Additional roles at IBM: Senior Technical Staff Member, Lab Assignee, Advisory Software Engineer, Staff Software Engineer. 19+ years at IBM total. Ph.D. in Computer Science, Florida Institute of Technology.
Selected Clients
| Client | Engagement |
|---|---|
| SiteZeus | Agentic workflows leveraging MCP servers |
| Decked Out Factory | Customer support chat with n8n, MCP, OpenAI, Anthropic; vector data stores for semantic + lexical search |
| RexCare | Customer support chat with agentic workflows |
| PSA Staffing | Automated time tracking, AI-driven insights and forecasting |
| Cultara | Semantic search; SFT/GRPO fine-tuning with Unsloth + PyTorch (DGX Spark) |
| ZW Consulting | Domain-specific vision models with Unsloth (DGX Spark) |
| Commercial Acoustics | Prompt workflows for proposal analysis and bid/no-bid decisions |
Training & Certifications
25+ certifications from DeepLearning.AI, Hugging Face, NVIDIA, LangChain, Coursera, IBM, and Udemy.
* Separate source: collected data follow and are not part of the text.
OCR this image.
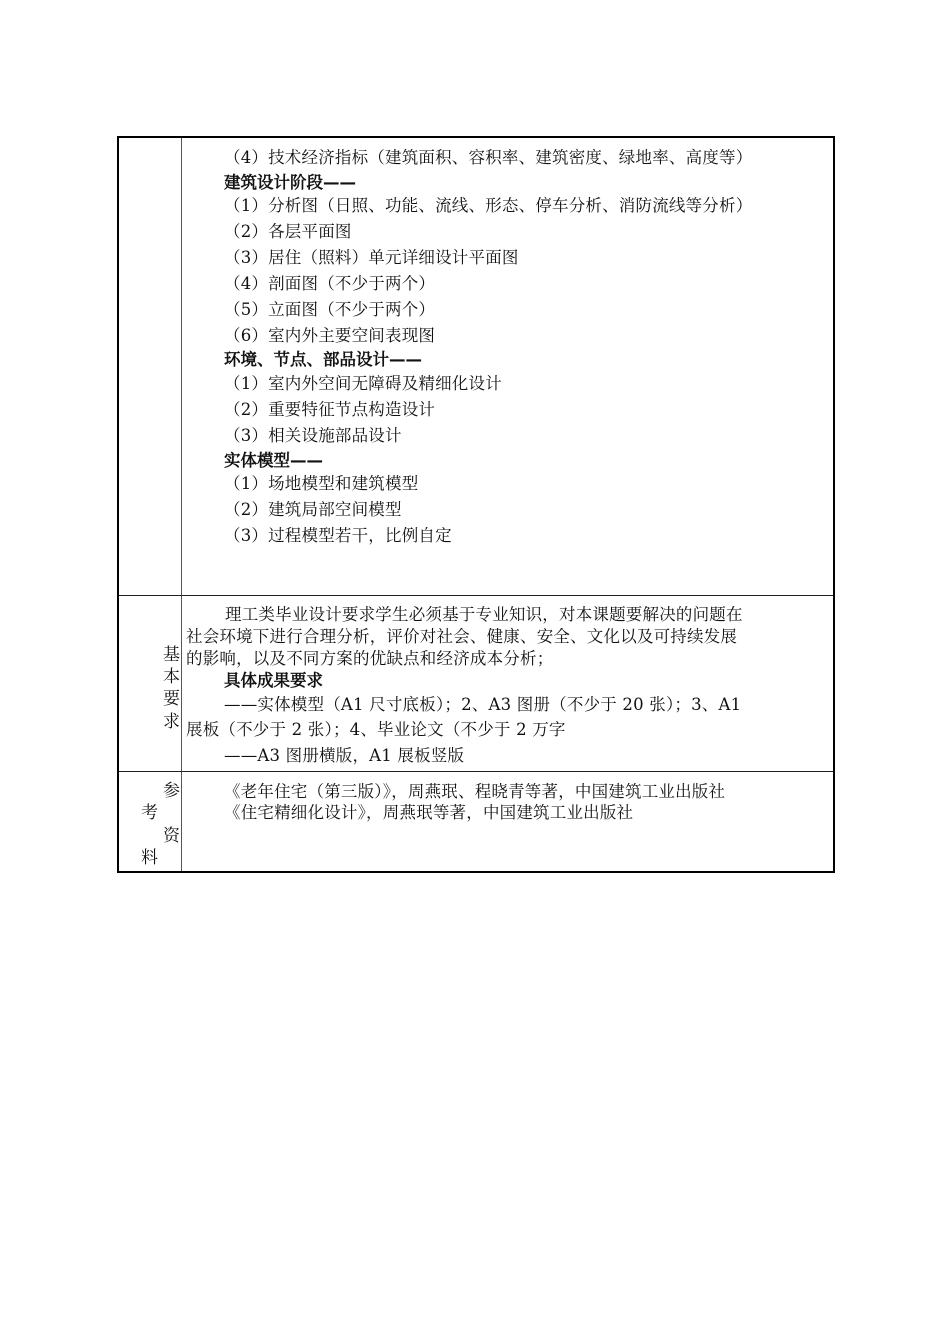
（4）技术经济指标（建筑面积、容积率、建筑密度、绿地率、高度等）
建筑设计阶段——
（1）分析图（日照、功能、流线、形态、停车分析、消防流线等分析）
（2）各层平面图
（3）居住（照料）单元详细设计平面图
（4）剖面图（不少于两个）
（5）立面图（不少于两个）
（6）室内外主要空间表现图
环境、节点、部品设计——
（1）室内外空间无障碍及精细化设计
（2）重要特征节点构造设计
（3）相关设施部品设计
实体模型——
（1）场地模型和建筑模型
（2）建筑局部空间模型
（3）过程模型若干，比例自定
基
本
要
求
理工类毕业设计要求学生必须基于专业知识，对本课题要解决的问题在
社会环境下进行合理分析，评价对社会、健康、安全、文化以及可持续发展
的影响，以及不同方案的优缺点和经济成本分析；
具体成果要求
——实体模型（A1 尺寸底板）；2、A3 图册（不少于 20 张）；3、A1
展板（不少于 2 张）；4、毕业论文（不少于 2 万字
——A3 图册横版，A1 展板竖版
参
考
资
料
《老年住宅（第三版）》，周燕珉、程晓青等著，中国建筑工业出版社
《住宅精细化设计》，周燕珉等著，中国建筑工业出版社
Representative areas:
- LLMs & Fine-tuning: Pretraining LLMs, Fine-tuning & RL for LLMs, Post-training of LLMs, Mathematics Behind LLMs and Transformers, Fine Tune OpenAI GPT Models
- PyTorch: PyTorch for Deep Learning, PyTorch Fundamentals, PyTorch: Advanced Architectures and Deployment, PyTorch: Techniques and Ecosystem Tools
- Quantization & Optimization: Quantization in Depth, Quantization Fundamentals (Hugging Face), Quantization for GenAI Models
- Agents & MCP: AI Agents Fundamentals (Hugging Face), Fundamentals of MCP, Model Context Protocol Masterclass, Serverless Agentic Workflows (Amazon Bedrock)
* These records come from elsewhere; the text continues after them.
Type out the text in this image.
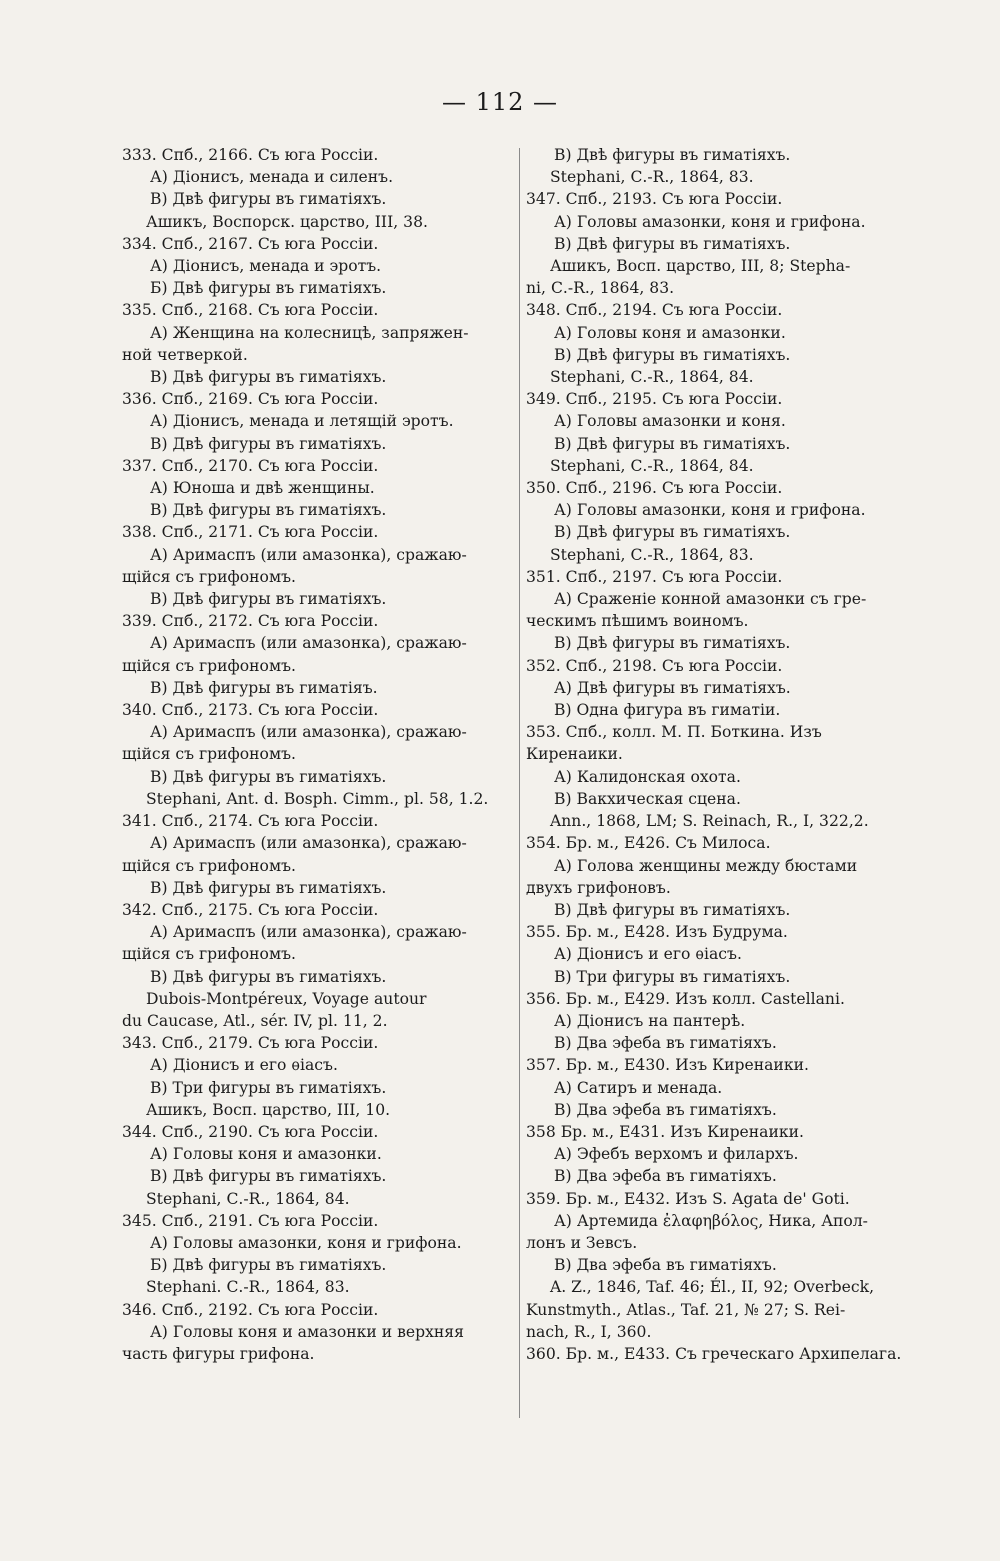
— 112 —
333. Спб., 2166. Съ юга Россiи.
А) Дiонисъ, менада и силенъ.
В) Двѣ фигуры въ гиматiяхъ.
Ашикъ, Воспорск. царство, III, 38.
334. Спб., 2167. Съ юга Россiи.
А) Дiонисъ, менада и эротъ.
Б) Двѣ фигуры въ гиматiяхъ.
335. Спб., 2168. Съ юга Россiи.
А) Женщина на колесницѣ, запряжен-
ной четверкой.
В) Двѣ фигуры въ гиматiяхъ.
336. Спб., 2169. Съ юга Россiи.
А) Дiонисъ, менада и летящiй эротъ.
В) Двѣ фигуры въ гиматiяхъ.
337. Спб., 2170. Съ юга Россiи.
А) Юноша и двѣ женщины.
В) Двѣ фигуры въ гиматiяхъ.
338. Спб., 2171. Съ юга Россiи.
А) Аримаспъ (или амазонка), сражаю-
щiйся съ грифономъ.
В) Двѣ фигуры въ гиматiяхъ.
339. Спб., 2172. Съ юга Россiи.
А) Аримаспъ (или амазонка), сражаю-
щiйся съ грифономъ.
В) Двѣ фигуры въ гиматiяъ.
340. Спб., 2173. Съ юга Россiи.
А) Аримаспъ (или амазонка), сражаю-
щiйся съ грифономъ.
В) Двѣ фигуры въ гиматiяхъ.
Stephani, Ant. d. Bosph. Cimm., pl. 58, 1.2.
341. Спб., 2174. Съ юга Россiи.
А) Аримаспъ (или амазонка), сражаю-
щiйся съ грифономъ.
В) Двѣ фигуры въ гиматiяхъ.
342. Спб., 2175. Съ юга Россiи.
А) Аримаспъ (или амазонка), сражаю-
щiйся съ грифономъ.
В) Двѣ фигуры въ гиматiяхъ.
Dubois-Montpéreux, Voyage autour
du Caucase, Atl., sér. IV, pl. 11, 2.
343. Спб., 2179. Съ юга Россiи.
А) Дiонисъ и его ѳiасъ.
В) Три фигуры въ гиматiяхъ.
Ашикъ, Восп. царство, III, 10.
344. Спб., 2190. Съ юга Россiи.
А) Головы коня и амазонки.
В) Двѣ фигуры въ гиматiяхъ.
Stephani, С.-R., 1864, 84.
345. Спб., 2191. Съ юга Россiи.
А) Головы амазонки, коня и грифона.
Б) Двѣ фигуры въ гиматiяхъ.
Stephani. С.-R., 1864, 83.
346. Спб., 2192. Съ юга Россiи.
А) Головы коня и амазонки и верхняя
часть фигуры грифона.
В) Двѣ фигуры въ гиматiяхъ.
Stephani, С.-R., 1864, 83.
347. Спб., 2193. Съ юга Россiи.
А) Головы амазонки, коня и грифона.
В) Двѣ фигуры въ гиматiяхъ.
Ашикъ, Восп. царство, III, 8; Stepha-
ni, С.-R., 1864, 83.
348. Спб., 2194. Съ юга Россiи.
А) Головы коня и амазонки.
В) Двѣ фигуры въ гиматiяхъ.
Stephani, С.-R., 1864, 84.
349. Спб., 2195. Съ юга Россiи.
А) Головы амазонки и коня.
В) Двѣ фигуры въ гиматiяхъ.
Stephani, С.-R., 1864, 84.
350. Спб., 2196. Съ юга Россiи.
А) Головы амазонки, коня и грифона.
В) Двѣ фигуры въ гиматiяхъ.
Stephani, С.-R., 1864, 83.
351. Спб., 2197. Съ юга Россiи.
А) Сраженiе конной амазонки съ гре-
ческимъ пѣшимъ воиномъ.
В) Двѣ фигуры въ гиматiяхъ.
352. Спб., 2198. Съ юга Россiи.
А) Двѣ фигуры въ гиматiяхъ.
В) Одна фигура въ гиматiи.
353. Спб., колл. М. П. Боткина. Изъ
Киренаики.
А) Калидонская охота.
В) Вакхическая сцена.
Ann., 1868, LM; S. Reinach, R., I, 322,2.
354. Бр. м., Е426. Съ Милоса.
А) Голова женщины между бюстами
двухъ грифоновъ.
В) Двѣ фигуры въ гиматiяхъ.
355. Бр. м., Е428. Изъ Будрума.
А) Дiонисъ и его ѳiасъ.
В) Три фигуры въ гиматiяхъ.
356. Бр. м., Е429. Изъ колл. Castellani.
А) Дiонисъ на пантерѣ.
В) Два эфеба въ гиматiяхъ.
357. Бр. м., Е430. Изъ Киренаики.
А) Сатиръ и менада.
В) Два эфеба въ гиматiяхъ.
358 Бр. м., Е431. Изъ Киренаики.
А) Эфебъ верхомъ и филархъ.
В) Два эфеба въ гиматiяхъ.
359. Бр. м., Е432. Изъ S. Agata de' Goti.
А) Артемида ἐλαφηβόλος, Ника, Апол-
лонъ и Зевсъ.
В) Два эфеба въ гиматiяхъ.
A. Z., 1846, Taf. 46; Él., II, 92; Overbeck,
Kunstmyth., Atlas., Taf. 21, № 27; S. Rei-
nach, R., I, 360.
360. Бр. м., Е433. Съ греческаго Архипелага.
- Search & RAG: Embedding Models: from Architecture to Implementation, Semantic Caching for AI Agents
- Safety & Reliability: Red Teaming LLM Applications, Safe and Reliable AI via Guardrails
- Other: Generative AI with Diffusion Models (NVIDIA), Amazon Bedrock Complete Guide, Introduction to LangGraph (LangChain), n8n AI Agents, IBM Design Thinking Practitioner
AI Experience
Deep hands-on experience across the AI stack:
- Search & Retrieval: Elasticsearch, vector databases (Milvus, pg_vector, pg_vectorscale), ParadeDB, hybrid semantic + lexical search
- RAG: Retrieval-augmented generation, LangChain integration, Watsonx.data
- LLM Fine-tuning: SFT, GRPO, PPO; Unsloth + PyTorch on NVIDIA DGX Spark
- Vision & Generative: Domain-specific vision models, diffusion models
- Agentic Workflows: MCP servers, n8n, OpenAI, Anthropic, Amazon Bedrock
- Tools: LangGraph, Hugging Face Transformers, DuckDB, OpenSearch
Master Inventor at IBM (30+ patent applications). Honorable mention for best dissertation; First Place Paper Award from Sigma Xi. Publications on cloud-native services, globalization, and Unicode.